DNA binding assays were performed at 20 °C in a total volume of 1

DNA binding assays were performed at 20 °C in a total volume of 10 μL mixture containing 1–32 ng of purified ht-FerC (0.025–0.80 pmol dimer), a DIG-labeled probe (0.5 nM of FER-102 or FER-66 probe; or 1.0 nM of FER-50 or FER-48 probe), 1.0 μg

of poly[d(I-C)], 0.1 μg of poly-l-lysine, and a reaction buffer [20 mM HEPES, 10 mM (NH4)2SO4, 1 mM dithiothreitol, 0.2% (w/v) Tween 20, 30 mM KCl, and 1 mM EDTA, pH 7.6] for 20 min, following the same procedure described earlier (Kamimura et al., 2010). To test ZD1839 price the association of FerC with effector molecules, ht-FerC (5 ng, 0.13 pmol) was previously incubated with 100 μM of feruloyl-CoA or other hydroxycinnamoyl-CoAs at 20 °C for 10 min. A FER-102 probe (1.0 nM) was then added to the mixture and incubated for 10 min. Gel electrophoresis and the detection of signals were performed according to a previous description (Kamimura et al., 2010). The ferA coding sequence was amplified using Prime STAR GXL DNA polymerase (Takara Bio Inc.) and the primer pair of ferA-Nde-F and ferA-Bam-R (Table S3).

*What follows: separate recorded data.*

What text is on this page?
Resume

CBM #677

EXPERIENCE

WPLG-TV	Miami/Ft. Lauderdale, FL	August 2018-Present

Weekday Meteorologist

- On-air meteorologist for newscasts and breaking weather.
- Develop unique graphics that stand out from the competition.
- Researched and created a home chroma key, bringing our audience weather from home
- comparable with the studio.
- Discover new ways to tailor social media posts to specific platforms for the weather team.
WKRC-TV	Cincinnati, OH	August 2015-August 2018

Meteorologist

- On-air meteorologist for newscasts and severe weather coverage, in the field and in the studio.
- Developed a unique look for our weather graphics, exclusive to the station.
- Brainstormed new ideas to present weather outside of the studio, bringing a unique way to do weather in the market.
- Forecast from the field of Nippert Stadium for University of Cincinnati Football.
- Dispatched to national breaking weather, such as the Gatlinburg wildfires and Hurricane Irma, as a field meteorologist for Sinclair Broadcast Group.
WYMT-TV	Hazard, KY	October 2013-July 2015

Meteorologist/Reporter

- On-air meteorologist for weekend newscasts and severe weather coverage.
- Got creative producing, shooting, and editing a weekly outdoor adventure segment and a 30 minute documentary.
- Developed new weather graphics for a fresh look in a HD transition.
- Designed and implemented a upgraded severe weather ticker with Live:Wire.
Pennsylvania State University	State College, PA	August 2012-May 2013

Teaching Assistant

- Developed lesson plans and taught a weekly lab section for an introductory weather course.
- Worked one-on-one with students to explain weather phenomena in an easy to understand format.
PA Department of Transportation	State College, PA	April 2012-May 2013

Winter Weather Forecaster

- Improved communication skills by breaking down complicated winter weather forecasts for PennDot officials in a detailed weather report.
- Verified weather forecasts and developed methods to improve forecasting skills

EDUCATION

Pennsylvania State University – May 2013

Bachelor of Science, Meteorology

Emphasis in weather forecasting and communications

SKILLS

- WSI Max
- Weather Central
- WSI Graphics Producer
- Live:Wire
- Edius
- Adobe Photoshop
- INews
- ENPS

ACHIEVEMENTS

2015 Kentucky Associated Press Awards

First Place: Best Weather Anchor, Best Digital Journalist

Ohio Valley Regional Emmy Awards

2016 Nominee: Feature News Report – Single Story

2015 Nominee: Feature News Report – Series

This fragment was inserted into pET-16b to yield pE16FA. FerA with an N-terminal His tag (ht-FerA) was produced in E. coli BL21(DE3) and purified by His Spin

Trap column, and the purity of ht-FerA was examined by SDS-PAGE. To prepare feruloyl-CoA, p-coumaroyl-CoA, caffeoyl-CoA, and sinapoyl-CoA, 2 mM of corresponding hydroxycinnamates

were incubated with 20 μg of purified ht-FerA at 25 °C for 6 h in the presence of 2.5 mM CoA, 3 mM MgSO4, and 3 mM ATP. Degradation of each hydroxycinnamate was examined by high-performance MAPK inhibitor liquid chromatography (ACQUITY ultraperformance liquid chromatography system; Waters). The change in absorbance of each reaction mixture was monitored by a V-630 spectrophotometer (Jasco Corp.) at the wavelengths of 345, 333, 346, and 346 nm derived from feruloyl-CoA, p-coumaroyl-CoA, caffeoyl-CoA, and sinapoyl-CoA, respectively (Beuerle & Pichersky, 2002). The reaction mixtures were filtered by an Amicon ultra spin filter unit (3-kDa cutoff, Millipore), and then the filtrates were used as preparations either of 2 mM hydroxycinnamoyl-CoAs. Nucleotide sequence of the SYK-6 genome (Masai et al., 2012) revealed that SLG_25040 (ferC), which is located 87 bp upstream of ferB (Fig. 1b), showed 20–27% identity at amino acid level with ferR of P. fluorescens BF13 (Calisti et al., 2008), badR of Rhodopseudomonas palustris (Egland & Harwood, 1999), and mobR of Comamonas testosteroni KH122-3a (Hiromoto et al., 2006; Yoshida et al., 2007). These gene products involved in the catabolism of ferulate, benzoate, and 3-hydroxybenzoate, respectively, belong to the family of MarR-type transcriptional regulator; therefore, ferC appears to encode a MarR-type transcriptional regulator.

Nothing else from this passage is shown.